My frustration as a BA is the lack of clarity between "Requirements" that are testable units and "Design" which, when created as part of the requirements actually BECOME requirements. When the business signs off on a low-fi or a high-fi wireframe, they have made that visual their requirement. Now I'm writing testing scripts to ensure that the wireframe is generating exactly as shown in the picture. Talk about granularity!!Requirements should be about the FUNCTION of the application, not the visual design unless the design has a legitimate business need to covered - like ADA, Marketing standards, or identified productivity enhancements.
More often than not, business and developers rely on the visual because they cannot conceptualize their end product without it. It's the difference between reading a book and watching the video of those requirements. It's a slippery slope of getting married to a design and the business starting to dictate "how" that design should act (save buttons, error messaging, data collection, navigation, etc.) As much as developers should not be dictating UX, neither should the business, unless they are in the business of UX and design and then I'd wonder why they aren't writing code themselves.

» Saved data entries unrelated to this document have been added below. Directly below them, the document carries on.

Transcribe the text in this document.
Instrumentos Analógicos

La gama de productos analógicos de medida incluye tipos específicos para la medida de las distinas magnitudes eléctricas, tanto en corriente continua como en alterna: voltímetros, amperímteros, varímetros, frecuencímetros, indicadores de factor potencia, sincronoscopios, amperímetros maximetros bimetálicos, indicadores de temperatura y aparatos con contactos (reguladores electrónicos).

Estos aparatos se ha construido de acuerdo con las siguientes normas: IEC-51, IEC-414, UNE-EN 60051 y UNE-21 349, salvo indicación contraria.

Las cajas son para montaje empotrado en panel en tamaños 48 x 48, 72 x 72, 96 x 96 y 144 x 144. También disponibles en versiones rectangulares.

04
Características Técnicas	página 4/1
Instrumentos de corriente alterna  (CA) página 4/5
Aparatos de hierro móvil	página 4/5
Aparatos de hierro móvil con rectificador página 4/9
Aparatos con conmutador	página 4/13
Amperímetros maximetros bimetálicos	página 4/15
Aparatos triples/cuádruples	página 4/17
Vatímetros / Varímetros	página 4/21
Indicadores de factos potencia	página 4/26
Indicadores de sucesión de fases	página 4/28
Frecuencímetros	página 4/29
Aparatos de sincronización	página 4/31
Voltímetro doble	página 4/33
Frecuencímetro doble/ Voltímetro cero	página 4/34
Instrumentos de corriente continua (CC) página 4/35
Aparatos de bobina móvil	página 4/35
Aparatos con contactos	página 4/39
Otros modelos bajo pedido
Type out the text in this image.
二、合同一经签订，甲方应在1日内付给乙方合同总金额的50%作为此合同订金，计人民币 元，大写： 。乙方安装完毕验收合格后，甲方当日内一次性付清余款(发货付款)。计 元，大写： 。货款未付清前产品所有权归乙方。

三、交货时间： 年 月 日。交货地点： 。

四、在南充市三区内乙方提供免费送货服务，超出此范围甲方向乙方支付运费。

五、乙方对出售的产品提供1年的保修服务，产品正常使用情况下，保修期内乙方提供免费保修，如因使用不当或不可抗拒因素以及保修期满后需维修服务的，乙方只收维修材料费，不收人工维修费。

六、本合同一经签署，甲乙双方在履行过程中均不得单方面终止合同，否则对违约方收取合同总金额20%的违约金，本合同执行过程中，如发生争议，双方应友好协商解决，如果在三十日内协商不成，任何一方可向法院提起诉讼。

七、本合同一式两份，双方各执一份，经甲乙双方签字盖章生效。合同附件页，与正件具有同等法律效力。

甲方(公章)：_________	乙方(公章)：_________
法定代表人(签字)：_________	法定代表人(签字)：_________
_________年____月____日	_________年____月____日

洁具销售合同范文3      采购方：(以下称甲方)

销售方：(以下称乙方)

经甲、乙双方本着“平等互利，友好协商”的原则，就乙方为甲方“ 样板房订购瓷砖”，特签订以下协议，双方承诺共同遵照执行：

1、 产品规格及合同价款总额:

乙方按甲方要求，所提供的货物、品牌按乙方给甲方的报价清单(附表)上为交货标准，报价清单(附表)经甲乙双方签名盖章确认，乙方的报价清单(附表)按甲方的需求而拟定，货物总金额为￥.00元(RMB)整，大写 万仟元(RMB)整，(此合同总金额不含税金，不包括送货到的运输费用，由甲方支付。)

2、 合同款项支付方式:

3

The big groan is often gather and document requirements faster so development can start which begs the question of why write them out at all? If developers cannot read requirements and start to structure development without design, then it seems likely that they don't care about reworking data and design rework is far more uncomfortable to change. Being agnostic to requirements gathering means open opportunity for agnostic design - design not tied to a platform and it's constraints. Creating the process of signing off on wireframes, you are setting the business up to accept what you are willing to give them instead of giving them what they need. Then the process ends up about the pretty pictures and not about the function of the application.